Il narrare si fa spesso monologo interiore attraverso quei protagonisti intorno a cui ruota il racconto caratterizzati dalla fatica del vivere, dalla sommessa tragedia quotidiana, dall'agognata catarsi finale e, quasi prigionieri di un'infantile cecità dei sensi, cercano di vedere e capire il mondo esplorando la propria e l'altrui fisicità.
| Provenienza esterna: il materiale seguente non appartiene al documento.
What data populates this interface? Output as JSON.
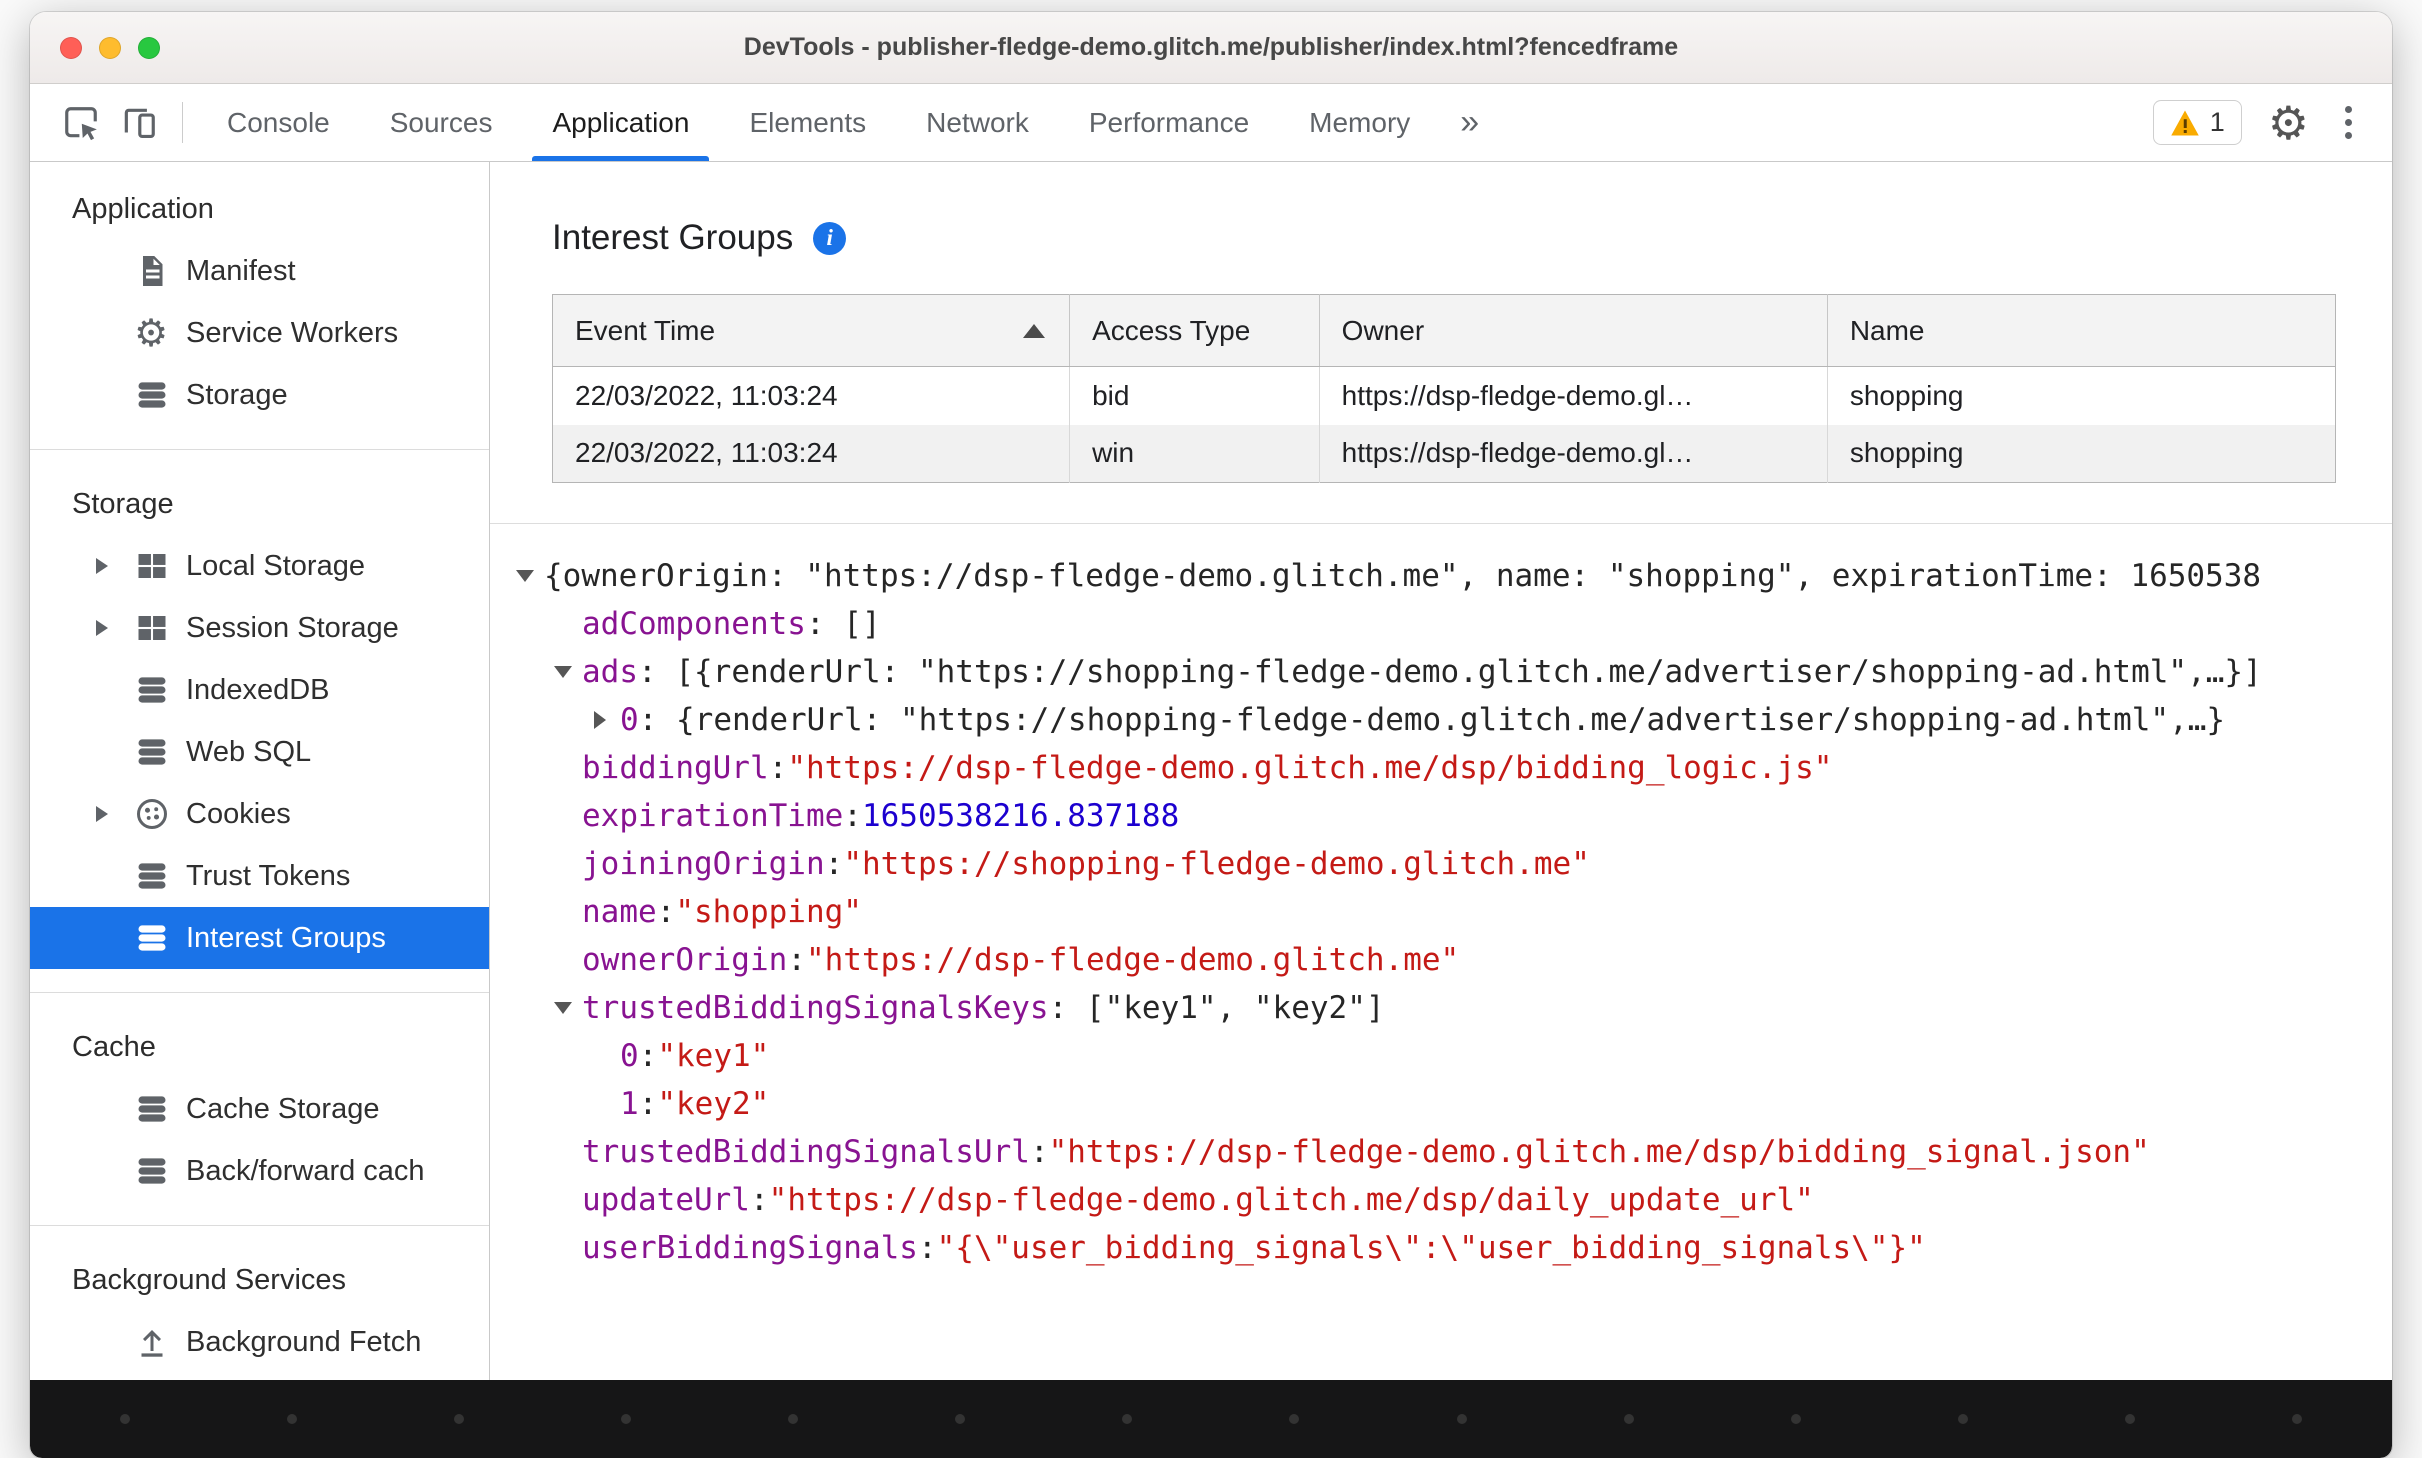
{
  "colors": {
    "accent": "#1a73e8",
    "selected_bg": "#1a73e8",
    "tree_key": "#881391",
    "tree_string": "#c41a16",
    "tree_number": "#1c00cf",
    "warning": "#f9ab00"
  },
  "window": {
    "title": "DevTools - publisher-fledge-demo.glitch.me/publisher/index.html?fencedframe"
  },
  "toolbar": {
    "tabs": [
      {
        "label": "Console",
        "active": false
      },
      {
        "label": "Sources",
        "active": false
      },
      {
        "label": "Application",
        "active": true
      },
      {
        "label": "Elements",
        "active": false
      },
      {
        "label": "Network",
        "active": false
      },
      {
        "label": "Performance",
        "active": false
      },
      {
        "label": "Memory",
        "active": false
      }
    ],
    "more_tabs_label": "»",
    "warning_count": "1"
  },
  "sidebar": {
    "sections": [
      {
        "header": "Application",
        "items": [
          {
            "label": "Manifest",
            "icon": "manifest-icon",
            "expandable": false,
            "selected": false
          },
          {
            "label": "Service Workers",
            "icon": "gear-icon",
            "expandable": false,
            "selected": false
          },
          {
            "label": "Storage",
            "icon": "database-icon",
            "expandable": false,
            "selected": false
          }
        ]
      },
      {
        "header": "Storage",
        "items": [
          {
            "label": "Local Storage",
            "icon": "table-icon",
            "expandable": true,
            "selected": false
          },
          {
            "label": "Session Storage",
            "icon": "table-icon",
            "expandable": true,
            "selected": false
          },
          {
            "label": "IndexedDB",
            "icon": "database-icon",
            "expandable": false,
            "selected": false
          },
          {
            "label": "Web SQL",
            "icon": "database-icon",
            "expandable": false,
            "selected": false
          },
          {
            "label": "Cookies",
            "icon": "cookie-icon",
            "expandable": true,
            "selected": false
          },
          {
            "label": "Trust Tokens",
            "icon": "database-icon",
            "expandable": false,
            "selected": false
          },
          {
            "label": "Interest Groups",
            "icon": "database-icon",
            "expandable": false,
            "selected": true
          }
        ]
      },
      {
        "header": "Cache",
        "items": [
          {
            "label": "Cache Storage",
            "icon": "database-icon",
            "expandable": false,
            "selected": false
          },
          {
            "label": "Back/forward cach",
            "icon": "database-icon",
            "expandable": false,
            "selected": false
          }
        ]
      },
      {
        "header": "Background Services",
        "items": [
          {
            "label": "Background Fetch",
            "icon": "fetch-icon",
            "expandable": false,
            "selected": false
          }
        ]
      }
    ]
  },
  "main": {
    "title": "Interest Groups",
    "table": {
      "columns": [
        "Event Time",
        "Access Type",
        "Owner",
        "Name"
      ],
      "sorted_by": "Event Time",
      "sort_dir": "asc",
      "rows": [
        [
          "22/03/2022, 11:03:24",
          "bid",
          "https://dsp-fledge-demo.gl…",
          "shopping"
        ],
        [
          "22/03/2022, 11:03:24",
          "win",
          "https://dsp-fledge-demo.gl…",
          "shopping"
        ]
      ]
    },
    "tree": {
      "lines": [
        {
          "indent": 0,
          "arrow": "down",
          "tokens": [
            [
              "plain",
              "{ownerOrigin: \"https://dsp-fledge-demo.glitch.me\", name: \"shopping\", expirationTime: 1650538"
            ]
          ]
        },
        {
          "indent": 1,
          "arrow": null,
          "tokens": [
            [
              "key",
              "adComponents"
            ],
            [
              "plain",
              ": []"
            ]
          ]
        },
        {
          "indent": 1,
          "arrow": "down",
          "tokens": [
            [
              "key",
              "ads"
            ],
            [
              "plain",
              ": [{renderUrl: \"https://shopping-fledge-demo.glitch.me/advertiser/shopping-ad.html\",…}]"
            ]
          ]
        },
        {
          "indent": 2,
          "arrow": "right",
          "tokens": [
            [
              "key",
              "0"
            ],
            [
              "plain",
              ": {renderUrl: \"https://shopping-fledge-demo.glitch.me/advertiser/shopping-ad.html\",…}"
            ]
          ]
        },
        {
          "indent": 1,
          "arrow": null,
          "tokens": [
            [
              "key",
              "biddingUrl"
            ],
            [
              "plain",
              ": "
            ],
            [
              "str",
              "\"https://dsp-fledge-demo.glitch.me/dsp/bidding_logic.js\""
            ]
          ]
        },
        {
          "indent": 1,
          "arrow": null,
          "tokens": [
            [
              "key",
              "expirationTime"
            ],
            [
              "plain",
              ": "
            ],
            [
              "num",
              "1650538216.837188"
            ]
          ]
        },
        {
          "indent": 1,
          "arrow": null,
          "tokens": [
            [
              "key",
              "joiningOrigin"
            ],
            [
              "plain",
              ": "
            ],
            [
              "str",
              "\"https://shopping-fledge-demo.glitch.me\""
            ]
          ]
        },
        {
          "indent": 1,
          "arrow": null,
          "tokens": [
            [
              "key",
              "name"
            ],
            [
              "plain",
              ": "
            ],
            [
              "str",
              "\"shopping\""
            ]
          ]
        },
        {
          "indent": 1,
          "arrow": null,
          "tokens": [
            [
              "key",
              "ownerOrigin"
            ],
            [
              "plain",
              ": "
            ],
            [
              "str",
              "\"https://dsp-fledge-demo.glitch.me\""
            ]
          ]
        },
        {
          "indent": 1,
          "arrow": "down",
          "tokens": [
            [
              "key",
              "trustedBiddingSignalsKeys"
            ],
            [
              "plain",
              ": [\"key1\", \"key2\"]"
            ]
          ]
        },
        {
          "indent": 2,
          "arrow": null,
          "tokens": [
            [
              "key",
              "0"
            ],
            [
              "plain",
              ": "
            ],
            [
              "str",
              "\"key1\""
            ]
          ]
        },
        {
          "indent": 2,
          "arrow": null,
          "tokens": [
            [
              "key",
              "1"
            ],
            [
              "plain",
              ": "
            ],
            [
              "str",
              "\"key2\""
            ]
          ]
        },
        {
          "indent": 1,
          "arrow": null,
          "tokens": [
            [
              "key",
              "trustedBiddingSignalsUrl"
            ],
            [
              "plain",
              ": "
            ],
            [
              "str",
              "\"https://dsp-fledge-demo.glitch.me/dsp/bidding_signal.json\""
            ]
          ]
        },
        {
          "indent": 1,
          "arrow": null,
          "tokens": [
            [
              "key",
              "updateUrl"
            ],
            [
              "plain",
              ": "
            ],
            [
              "str",
              "\"https://dsp-fledge-demo.glitch.me/dsp/daily_update_url\""
            ]
          ]
        },
        {
          "indent": 1,
          "arrow": null,
          "tokens": [
            [
              "key",
              "userBiddingSignals"
            ],
            [
              "plain",
              ": "
            ],
            [
              "str",
              "\"{\\\"user_bidding_signals\\\":\\\"user_bidding_signals\\\"}\""
            ]
          ]
        }
      ]
    }
  }
}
Figlio della memoria antica, Brodkey non poteva non narrare in questo modo: un modo quasi classico per personaggi che percorrono le strade del Midwest o di New York o della Roma monumentale, tutti spinti dall'assillo dell'iniziazione, del gioco che si fa caccia, eros e morte. Il lettore che partecipa a fondo a questi racconti attraverso delle letture che non sempre appaiono facili avrà una ricca ricompensa: l'infinità dell'introspezione attraverso l'accrescimento delle nostre facoltà di percezione, della capacità di capire noi stessi attraverso il linguaggio in cui esprimerle.